Assim que se despediram começou a bater aquela sua paranoia típica:
“será que estou com bafo, ainda bem que não bebi café antes de
sair para a rua, senão estaria com bafo, ela esta sendo só gentil,
ou eu estou ficando louco? Pode ser que seja apenas gentileza, afinal
quantas vezes garotas me abraçaram, até mesmo cruzaram a rua para
me cumprimentar, abraçar e beijar, e no final era só gentileza?! Se
bem que ficou só na gentileza devido ao meu ritmo de tartaruga
paralítica em marcha ré, que espanta e impacienta qualquer um,
especialmente garotas afoitas, que nada mais querem do que atravessar
a rua, abraçar, beijar e correr para uma cama e transar até dormir.
Algo que seria ótimo hoje, neste frio, depois poderíamos tomar um
café ou um mate, transar mais uma vez e dormir mais um pouco, bom
mesmo seria tomarmos um banho bem quente numa banheira, mergulhar o
corpo na água quente, deixar as peles se tocarem e...”
VRUUM! BEEEEÉ, quase que Roberto é atropelado. O feroz trânsito de
sua cidadezinha úmida, não tolera rapazes hipnotizados por uma
garota no mais sincero amor. Quando voltou a si o sinal para
pedestres já estava verde a algum tempo, quase acabando a contagem
dos números que avisam quanto tempo ainda restava para atravessar.

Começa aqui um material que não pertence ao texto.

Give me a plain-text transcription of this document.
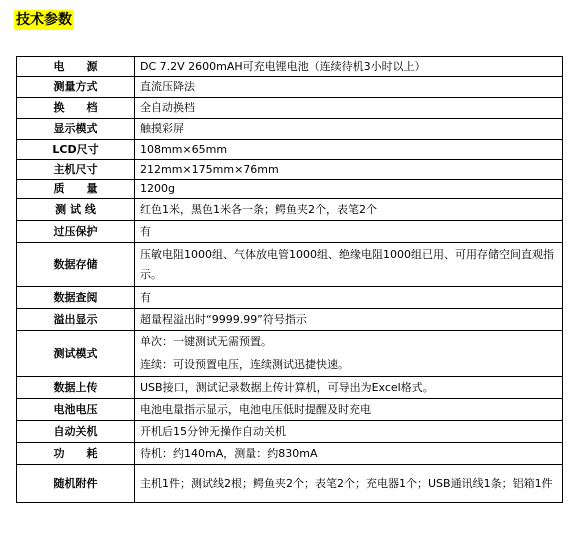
技术参数
电　　源	DC 7.2V 2600mAH可充电锂电池（连续待机3小时以上）

测量方式	直流压降法

换　　档	全自动换档

显示模式	触摸彩屏

LCD尺寸	108mm×65mm

主机尺寸	212mm×175mm×76mm

质　　量	1200g

测 试 线	红色1米，黑色1米各一条；鳄鱼夹2个，表笔2个

过压保护	有

数据存储	压敏电阻1000组、气体放电管1000组、绝缘电阻1000组已用、可用存储空间直观指示。

数据查阅	有

溢出显示	超量程溢出时“9999.99”符号指示

测试模式	单次：一键测试无需预置。
连续：可设预置电压，连续测试迅捷快速。

数据上传	USB接口，测试记录数据上传计算机，可导出为Excel格式。

电池电压	电池电量指示显示，电池电压低时提醒及时充电

自动关机	开机后15分钟无操作自动关机

功　　耗	待机：约140mA，测量：约830mA

随机附件	主机1件；测试线2根；鳄鱼夹2个；表笔2个；充电器1个；USB通讯线1条；铝箱1件
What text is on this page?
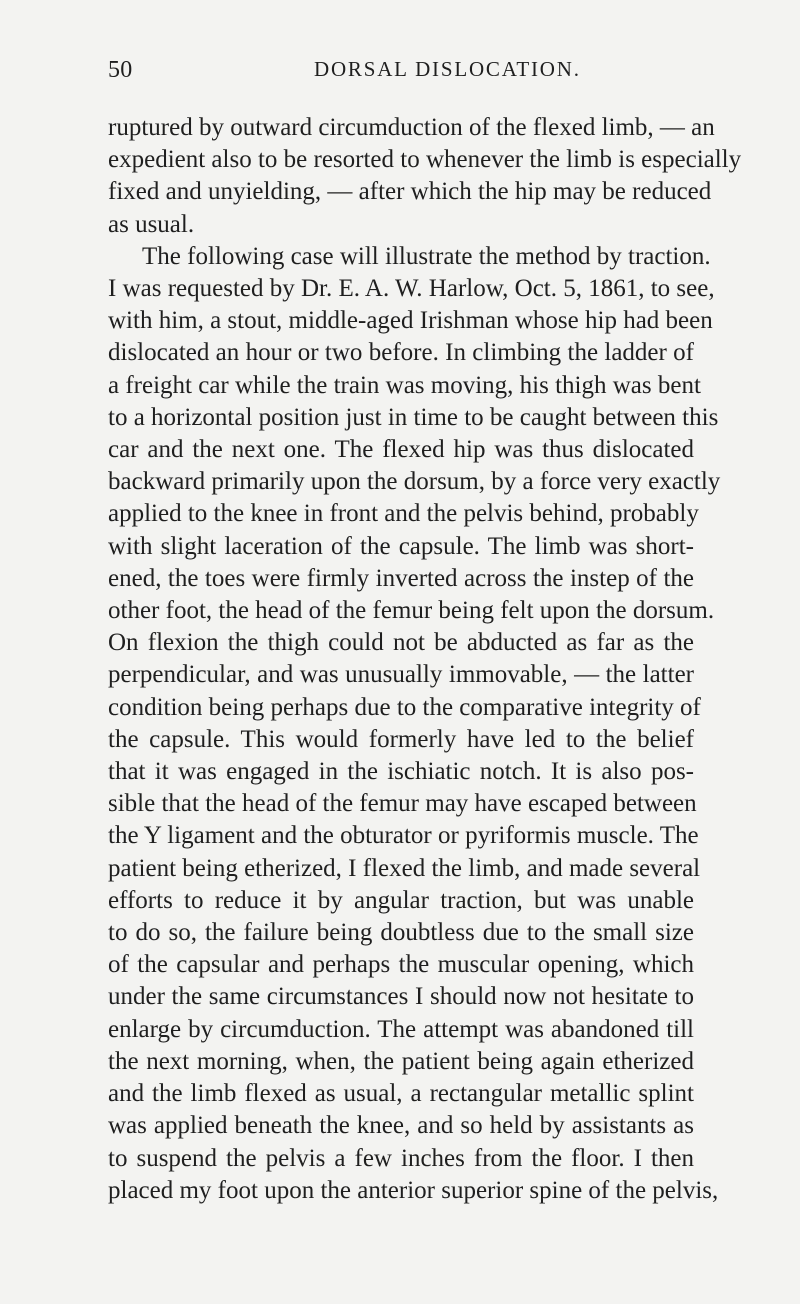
50	DORSAL DISLOCATION.
ruptured by outward circumduction of the flexed limb, — an
expedient also to be resorted to whenever the limb is especially
fixed and unyielding, — after which the hip may be reduced
as usual.
The following case will illustrate the method by traction.
I was requested by Dr. E. A. W. Harlow, Oct. 5, 1861, to see,
with him, a stout, middle-aged Irishman whose hip had been
dislocated an hour or two before. In climbing the ladder of
a freight car while the train was moving, his thigh was bent
to a horizontal position just in time to be caught between this
car and the next one. The flexed hip was thus dislocated
backward primarily upon the dorsum, by a force very exactly
applied to the knee in front and the pelvis behind, probably
with slight laceration of the capsule. The limb was short-
ened, the toes were firmly inverted across the instep of the
other foot, the head of the femur being felt upon the dorsum.
On flexion the thigh could not be abducted as far as the
perpendicular, and was unusually immovable, — the latter
condition being perhaps due to the comparative integrity of
the capsule. This would formerly have led to the belief
that it was engaged in the ischiatic notch. It is also pos-
sible that the head of the femur may have escaped between
the Y ligament and the obturator or pyriformis muscle. The
patient being etherized, I flexed the limb, and made several
efforts to reduce it by angular traction, but was unable
to do so, the failure being doubtless due to the small size
of the capsular and perhaps the muscular opening, which
under the same circumstances I should now not hesitate to
enlarge by circumduction. The attempt was abandoned till
the next morning, when, the patient being again etherized
and the limb flexed as usual, a rectangular metallic splint
was applied beneath the knee, and so held by assistants as
to suspend the pelvis a few inches from the floor. I then
placed my foot upon the anterior superior spine of the pelvis,
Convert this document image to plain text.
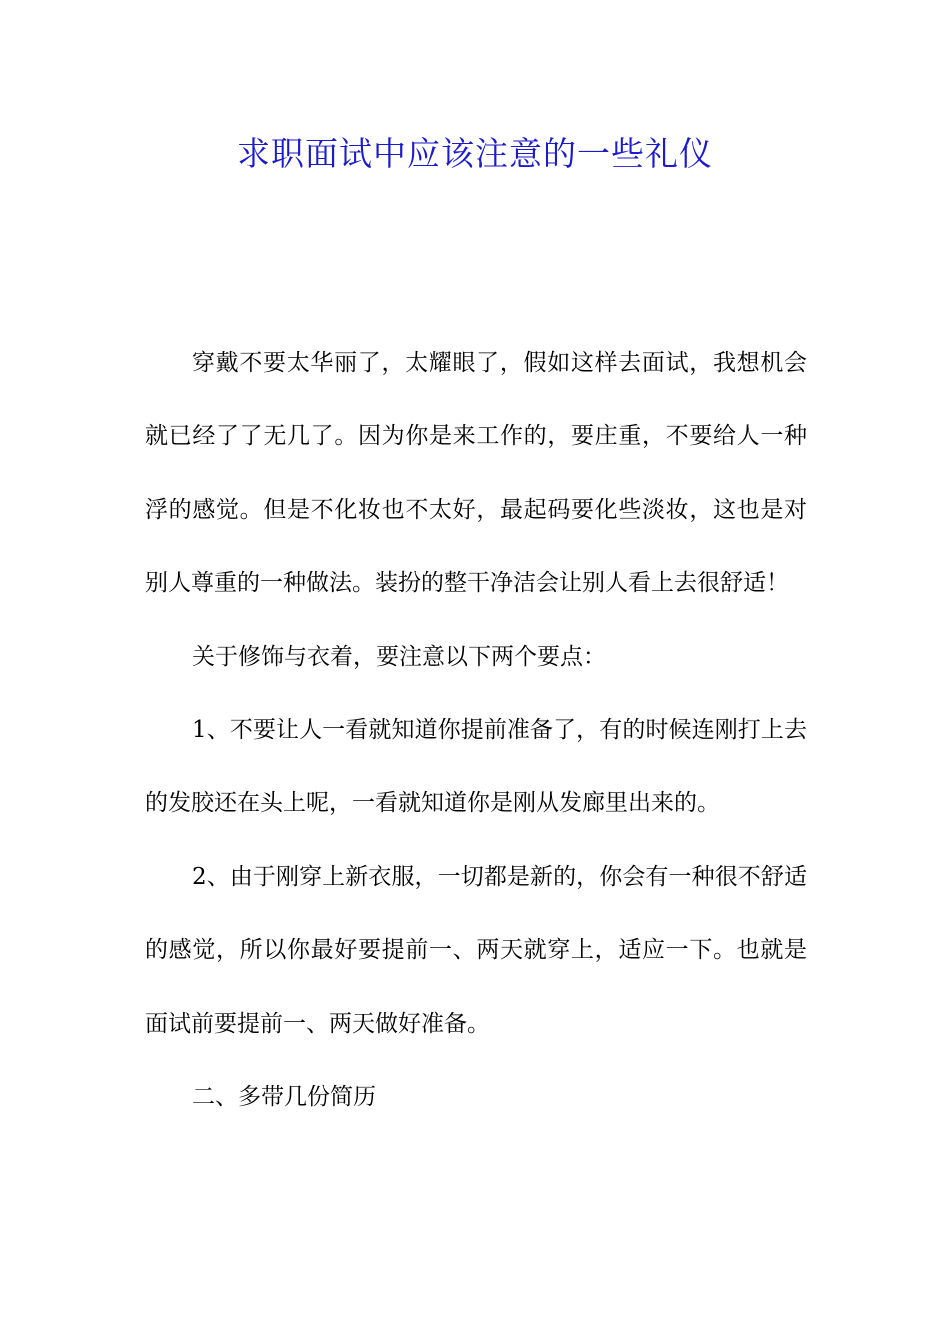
求职面试中应该注意的一些礼仪

穿戴不要太华丽了，太耀眼了，假如这样去面试，我想机会就已经了了无几了。因为你是来工作的，要庄重，不要给人一种浮的感觉。但是不化妆也不太好，最起码要化些淡妆，这也是对别人尊重的一种做法。装扮的整干净洁会让别人看上去很舒适！

关于修饰与衣着，要注意以下两个要点：

1、不要让人一看就知道你提前准备了，有的时候连刚打上去的发胶还在头上呢，一看就知道你是刚从发廊里出来的。

2、由于刚穿上新衣服，一切都是新的，你会有一种很不舒适的感觉，所以你最好要提前一、两天就穿上，适应一下。也就是面试前要提前一、两天做好准备。

二、多带几份简历
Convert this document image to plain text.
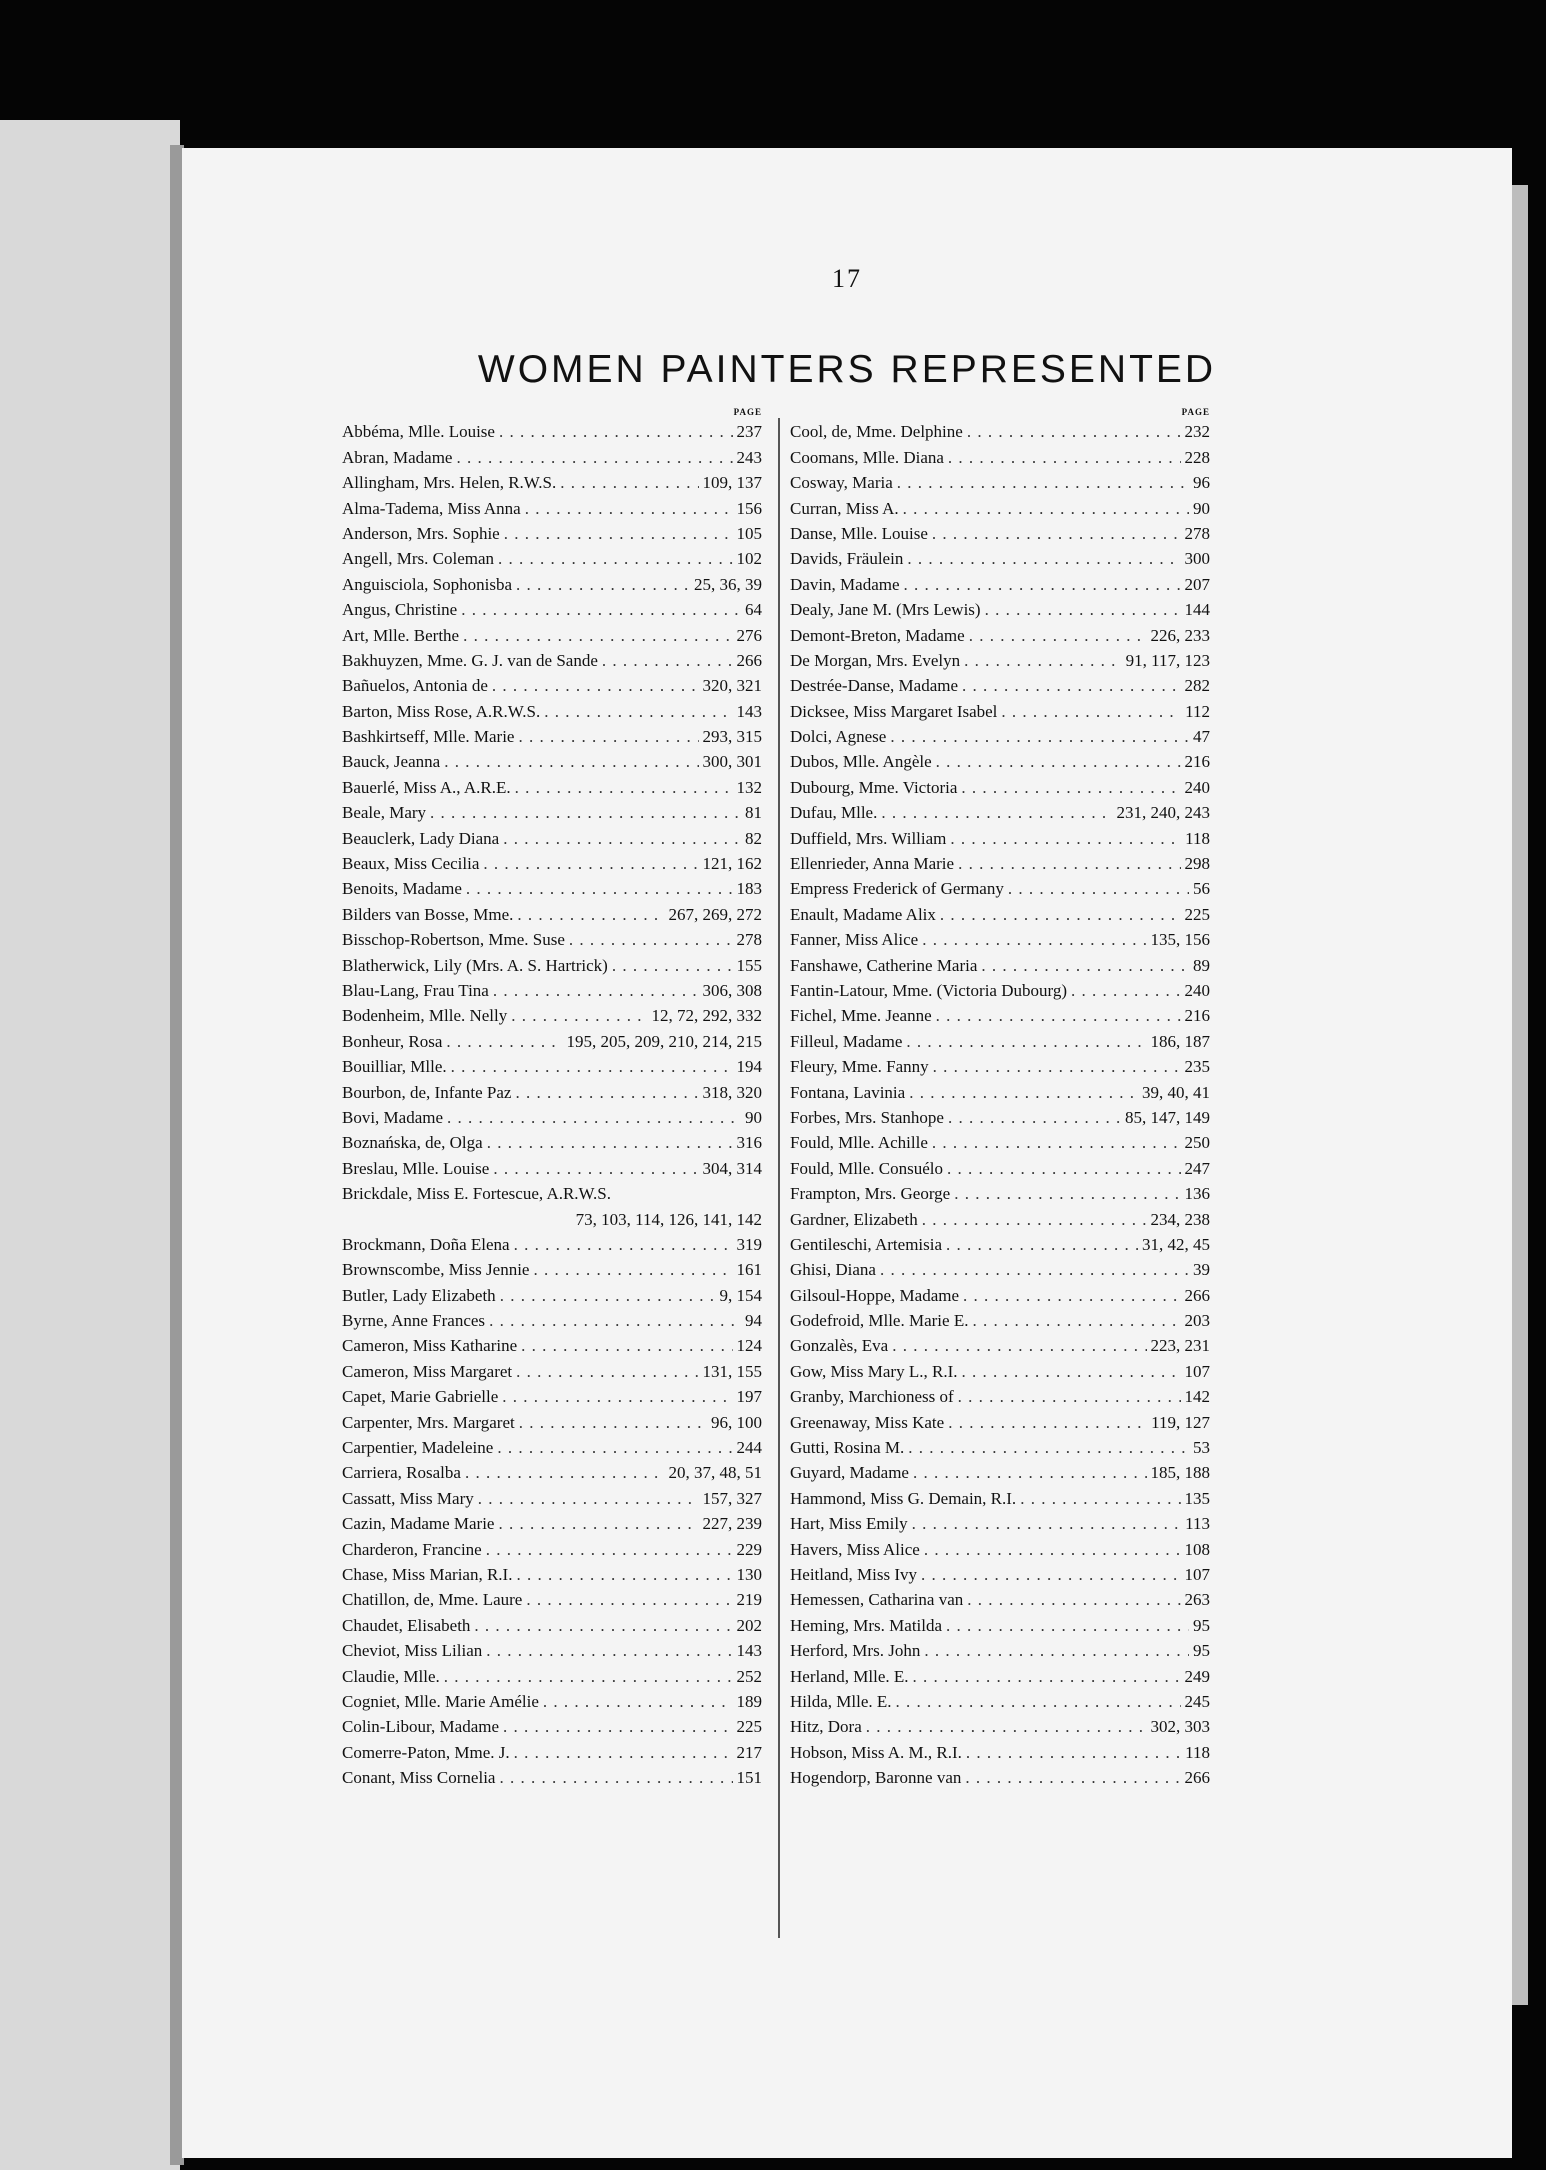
17
WOMEN PAINTERS REPRESENTED
PAGE
Abbéma, Mlle. Louise . . .	237
Abran, Madame . . .	243
Allingham, Mrs. Helen, R.W.S. . . .	109, 137
Alma-Tadema, Miss Anna . . .	156
Anderson, Mrs. Sophie . . .	105
Angell, Mrs. Coleman . . .	102
Anguisciola, Sophonisba . . .	25, 36, 39
Angus, Christine . . .	64
Art, Mlle. Berthe . . .	276
Bakhuyzen, Mme. G. J. van de Sande . . .	266
Bañuelos, Antonia de . . .	320, 321
Barton, Miss Rose, A.R.W.S. . . .	143
Bashkirtseff, Mlle. Marie . . .	293, 315
Bauck, Jeanna . . .	300, 301
Bauerlé, Miss A., A.R.E. . . .	132
Beale, Mary . . .	81
Beauclerk, Lady Diana . . .	82
Beaux, Miss Cecilia . . .	121, 162
Benoits, Madame . . .	183
Bilders van Bosse, Mme. . . .	267, 269, 272
Bisschop-Robertson, Mme. Suse . . .	278
Blatherwick, Lily (Mrs. A. S. Hartrick) . . .	155
Blau-Lang, Frau Tina . . .	306, 308
Bodenheim, Mlle. Nelly . . .	12, 72, 292, 332
Bonheur, Rosa . . .	195, 205, 209, 210, 214, 215
Bouilliar, Mlle. . . .	194
Bourbon, de, Infante Paz . . .	318, 320
Bovi, Madame . . .	90
Boznańska, de, Olga . . .	316
Breslau, Mlle. Louise . . .	304, 314
Brickdale, Miss E. Fortescue, A.R.W.S.
73, 103, 114, 126, 141, 142
Brockmann, Doña Elena . . .	319
Brownscombe, Miss Jennie . . .	161
Butler, Lady Elizabeth . . .	9, 154
Byrne, Anne Frances . . .	94
Cameron, Miss Katharine . . .	124
Cameron, Miss Margaret . . .	131, 155
Capet, Marie Gabrielle . . .	197
Carpenter, Mrs. Margaret . . .	96, 100
Carpentier, Madeleine . . .	244
Carriera, Rosalba . . .	20, 37, 48, 51
Cassatt, Miss Mary . . .	157, 327
Cazin, Madame Marie . . .	227, 239
Charderon, Francine . . .	229
Chase, Miss Marian, R.I. . . .	130
Chatillon, de, Mme. Laure . . .	219
Chaudet, Elisabeth . . .	202
Cheviot, Miss Lilian . . .	143
Claudie, Mlle. . . .	252
Cogniet, Mlle. Marie Amélie . . .	189
Colin-Libour, Madame . . .	225
Comerre-Paton, Mme. J. . . .	217
Conant, Miss Cornelia . . .	151
PAGE
Cool, de, Mme. Delphine . . .	232
Coomans, Mlle. Diana . . .	228
Cosway, Maria . . .	96
Curran, Miss A. . . .	90
Danse, Mlle. Louise . . .	278
Davids, Fräulein . . .	300
Davin, Madame . . .	207
Dealy, Jane M. (Mrs Lewis) . . .	144
Demont-Breton, Madame . . .	226, 233
De Morgan, Mrs. Evelyn . . .	91, 117, 123
Destrée-Danse, Madame . . .	282
Dicksee, Miss Margaret Isabel . . .	112
Dolci, Agnese . . .	47
Dubos, Mlle. Angèle . . .	216
Dubourg, Mme. Victoria . . .	240
Dufau, Mlle. . . .	231, 240, 243
Duffield, Mrs. William . . .	118
Ellenrieder, Anna Marie . . .	298
Empress Frederick of Germany . . .	56
Enault, Madame Alix . . .	225
Fanner, Miss Alice . . .	135, 156
Fanshawe, Catherine Maria . . .	89
Fantin-Latour, Mme. (Victoria Dubourg) . . .	240
Fichel, Mme. Jeanne . . .	216
Filleul, Madame . . .	186, 187
Fleury, Mme. Fanny . . .	235
Fontana, Lavinia . . .	39, 40, 41
Forbes, Mrs. Stanhope . . .	85, 147, 149
Fould, Mlle. Achille . . .	250
Fould, Mlle. Consuélo . . .	247
Frampton, Mrs. George . . .	136
Gardner, Elizabeth . . .	234, 238
Gentileschi, Artemisia . . .	31, 42, 45
Ghisi, Diana . . .	39
Gilsoul-Hoppe, Madame . . .	266
Godefroid, Mlle. Marie E. . . .	203
Gonzalès, Eva . . .	223, 231
Gow, Miss Mary L., R.I. . . .	107
Granby, Marchioness of . . .	142
Greenaway, Miss Kate . . .	119, 127
Gutti, Rosina M. . . .	53
Guyard, Madame . . .	185, 188
Hammond, Miss G. Demain, R.I. . . .	135
Hart, Miss Emily . . .	113
Havers, Miss Alice . . .	108
Heitland, Miss Ivy . . .	107
Hemessen, Catharina van . . .	263
Heming, Mrs. Matilda . . .	95
Herford, Mrs. John . . .	95
Herland, Mlle. E. . . .	249
Hilda, Mlle. E. . . .	245
Hitz, Dora . . .	302, 303
Hobson, Miss A. M., R.I. . . .	118
Hogendorp, Baronne van . . .	266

Chegou no escritório, a chuva seguia caindo, e como possivelmente
não encontraria alguém que lhe importasse, tomou o tão desejado
café, que provavelmente lhe deixaria com mau hálito: “A chance de
encontrar ela ou outro alguém hoje é baixa, então posso tomar o
tão desejado café e pouco me preocupar se o bafo provindo de minha
boca deixará de seduzir alguém como o meu chefe ou a dona
Terezinha, é um simples calculo estatístico”. E Roberto tomou
toda a xícara enquanto caminhava até sua mesa. Sempre se sentava
com a xícara já vazia. Assim que terminou de encostar suas nádegas
na cadeira, sentiu o cheiro, o que vinha dela e que antes povoou seu
nariz de tal forma que os carros não tinham paciência para sua
paixão. Queria saber de onde vinha o cheiro, suas mãos, manga da
jaqueta, cachecol, cabelo, pescoço, nenhum lugar parecia possuir o
perfume propriamente. Acreditou que o cheiro então estava em seu
nariz, estava depositado ali dentro. O estranho é que quando se dava
conta o cheiro sumia, e quando começava a finalmente se concentrar
em algo, o cheiro voltava, pensava nela, percebia que era devido ao
cheiro que sentia, sentia que tal perfume estava preso em seu nariz e
todo o ciclo reiniciava.
Duas semanas passaram, Roberto evitou ao máximo iniciar algum
contato por meio da internet, mesmo que constantemente olhasse o
perfil dela. Por sorte a encontrou mais duas vezes, uma de forma
muito rápida, ela estava sentada no banco do ônibus perto da
janela, e se viram enquanto o veículo arrancava. A outra por sua vez
fora mais produtiva, se encontraram num bar. Roberto estava com seus
amigos, sua intenção a princípio era beber e antes das três
voltar para casa. Porém lá estava ela. Conversaram um pouco sobre
as coisas mais banais possíveis, como o trágico episódio do
ônibus, como havia sido a semana, estudos e o tempo que não
melhorava, a chuva não dava trégua tornando o risco de enchente
cada vez mais eminente. Antes que Roberto a espantasse perguntou: “o
que vais fazer amanhã?”, e ela voltou a sorrir como quando
começaram a conversar. Acabaram combinando de se encontrar para
tomar uma cerveja, o que mesmo parecendo uma ideia terrível para o
dia seguinte, Roberto acatou. Seu estômago continuava nervoso,
parecia que era a primeira vez que ele conversava com uma garota.